2o Taïti. — Taïti, Mooréa ou Aiméo, Tétouaroa et Maïtéa, dans l’archipel de la Société, reconnaissent le protectorat de la France. Ces quatre îles réunies, à peine le cinquième d’un département français, ont 22 000 habitants, des Polynésiens, venus autrefois des Samoa et ayant ensuite essaimé les colons qui peuplèrent l’archipel des Haouaï ou Sandwich.

Taïti, qui n’a que 25 000 hectares cultivables, a rempli l’univers de son nom. Il n’est pas de plus ravissant séjour, sous un plus admirable climat, tiède grâce au soleil du Tropique, frais grâce aux brises de l’Océan. Bien qu’à 17 degrés seulement de l’Équateur, la chaleur y monte rarement à 31 degrés et y descend rarement à 14, au mois de juillet, le janvier de là-bas. La moyenne annuelle, au bord de la mer, est de 24 degrés ; mais dans la montagne chaque val, chaque ressaut, chaque pie, a le climat de son altitude. La plus haute cime, l’Orohéna, domine la mer de 2 237 mètres ; le Diadème est un volcan refroidi.

Près des bois de cocotiers, sous les arbres à pain dont le fruit les nourrit, les Taïtiens vivent heureux au bord des ruisseaux tombés de la montagne. Ils sont grands, très bien faits, souvent beaux de visage. Ils parlent une langue mélodieuse, presque sans consonnes, gracieusement enfantine, et passent pour les plus voluptueux des sauvages. Les premiers Européens qui virent Taïti furent émerveillés de la bonne grâce de ce petit peuple, et Bougainville appela ce lieu charmant la Nouvelle-Cythère.

Une vallée taïtienne.

Taïti n’a plus, et n’a sans doute jamais eu les 80 000 Taïtiens que lui donnait Cook. Ces beaux sauvages ont pris le vêtement européen, quelques coutumes des Blancs, et le protestantisme des Anglais ou le catholicisme des Français. À notre contact, ces enfants de la nature ont dépouillé quelques-unes des puérilités et des grâces de l’enfance ; devant nos armes, nos soucis, nos travaux, ils ont compris que la vie n’est pas un songe heureux, mais une veille, un travail, un tourment.

S’ils ont vieilli, du moins ne semble-t-il pas que notre venue ait marqué leur fin : chez eux les morts ne dépassent plus les naissances ; ils perdront leur langue et s’uniront aux Blancs jusqu’à disparaître comme peuple, mais tout leur sang restera.

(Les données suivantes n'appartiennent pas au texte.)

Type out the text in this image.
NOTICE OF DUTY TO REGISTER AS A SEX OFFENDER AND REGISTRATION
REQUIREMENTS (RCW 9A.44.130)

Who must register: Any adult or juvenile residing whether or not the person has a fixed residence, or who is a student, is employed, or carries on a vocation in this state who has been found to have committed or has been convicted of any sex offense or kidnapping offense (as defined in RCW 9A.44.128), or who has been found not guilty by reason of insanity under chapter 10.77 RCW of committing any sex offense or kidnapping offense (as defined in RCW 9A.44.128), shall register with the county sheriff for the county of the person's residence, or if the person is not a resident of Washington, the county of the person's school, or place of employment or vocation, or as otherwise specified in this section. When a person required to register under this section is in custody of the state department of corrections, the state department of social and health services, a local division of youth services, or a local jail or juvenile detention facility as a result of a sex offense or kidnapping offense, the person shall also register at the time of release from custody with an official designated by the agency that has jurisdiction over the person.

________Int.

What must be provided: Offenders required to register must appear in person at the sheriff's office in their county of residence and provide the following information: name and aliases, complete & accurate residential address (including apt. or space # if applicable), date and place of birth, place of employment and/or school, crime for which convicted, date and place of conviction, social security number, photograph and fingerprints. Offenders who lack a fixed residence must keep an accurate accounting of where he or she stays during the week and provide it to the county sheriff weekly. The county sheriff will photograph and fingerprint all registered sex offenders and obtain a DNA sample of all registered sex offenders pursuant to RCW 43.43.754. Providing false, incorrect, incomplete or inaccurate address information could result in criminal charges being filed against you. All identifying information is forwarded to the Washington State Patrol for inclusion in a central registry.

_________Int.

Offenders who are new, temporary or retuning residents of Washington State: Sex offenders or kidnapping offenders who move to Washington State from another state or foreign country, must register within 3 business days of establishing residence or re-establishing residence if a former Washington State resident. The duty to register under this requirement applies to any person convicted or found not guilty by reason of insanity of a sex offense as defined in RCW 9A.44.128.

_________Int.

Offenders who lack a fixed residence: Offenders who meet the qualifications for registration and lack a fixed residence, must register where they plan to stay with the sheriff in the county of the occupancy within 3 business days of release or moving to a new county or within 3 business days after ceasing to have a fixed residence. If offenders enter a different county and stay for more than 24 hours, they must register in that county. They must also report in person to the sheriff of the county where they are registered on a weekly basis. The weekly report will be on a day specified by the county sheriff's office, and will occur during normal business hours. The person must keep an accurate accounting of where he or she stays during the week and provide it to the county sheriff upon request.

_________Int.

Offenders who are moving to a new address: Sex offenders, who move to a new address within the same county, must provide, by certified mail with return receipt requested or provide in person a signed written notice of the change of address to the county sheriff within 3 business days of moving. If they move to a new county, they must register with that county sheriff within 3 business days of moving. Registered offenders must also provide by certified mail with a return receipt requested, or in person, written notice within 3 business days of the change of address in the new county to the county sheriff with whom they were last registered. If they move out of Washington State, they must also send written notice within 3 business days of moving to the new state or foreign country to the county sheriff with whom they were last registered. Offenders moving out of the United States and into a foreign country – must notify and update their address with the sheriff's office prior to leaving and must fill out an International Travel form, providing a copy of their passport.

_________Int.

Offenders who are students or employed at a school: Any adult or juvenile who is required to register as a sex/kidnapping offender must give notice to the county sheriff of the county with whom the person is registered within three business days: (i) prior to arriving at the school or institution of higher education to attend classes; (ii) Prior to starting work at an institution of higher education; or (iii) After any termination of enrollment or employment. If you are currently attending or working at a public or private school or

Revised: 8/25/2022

Or, c’est le lot de bien peu de tribus du plus vaste Océan !

Il n’y a que 1 000 à 1 200 Blancs, en majorité Français ; la plupart dans la capitale, Papéiti.

Mooréa ou Aiméo, beaucoup plus petite que Taïti, mais tout aussi jolie, porte un mont dépassant 1 200 mètres ; elle a 1 300 habitants, presque tous de race taïtienne.

Tétouaroa et Maïtea n’ont point d’importance.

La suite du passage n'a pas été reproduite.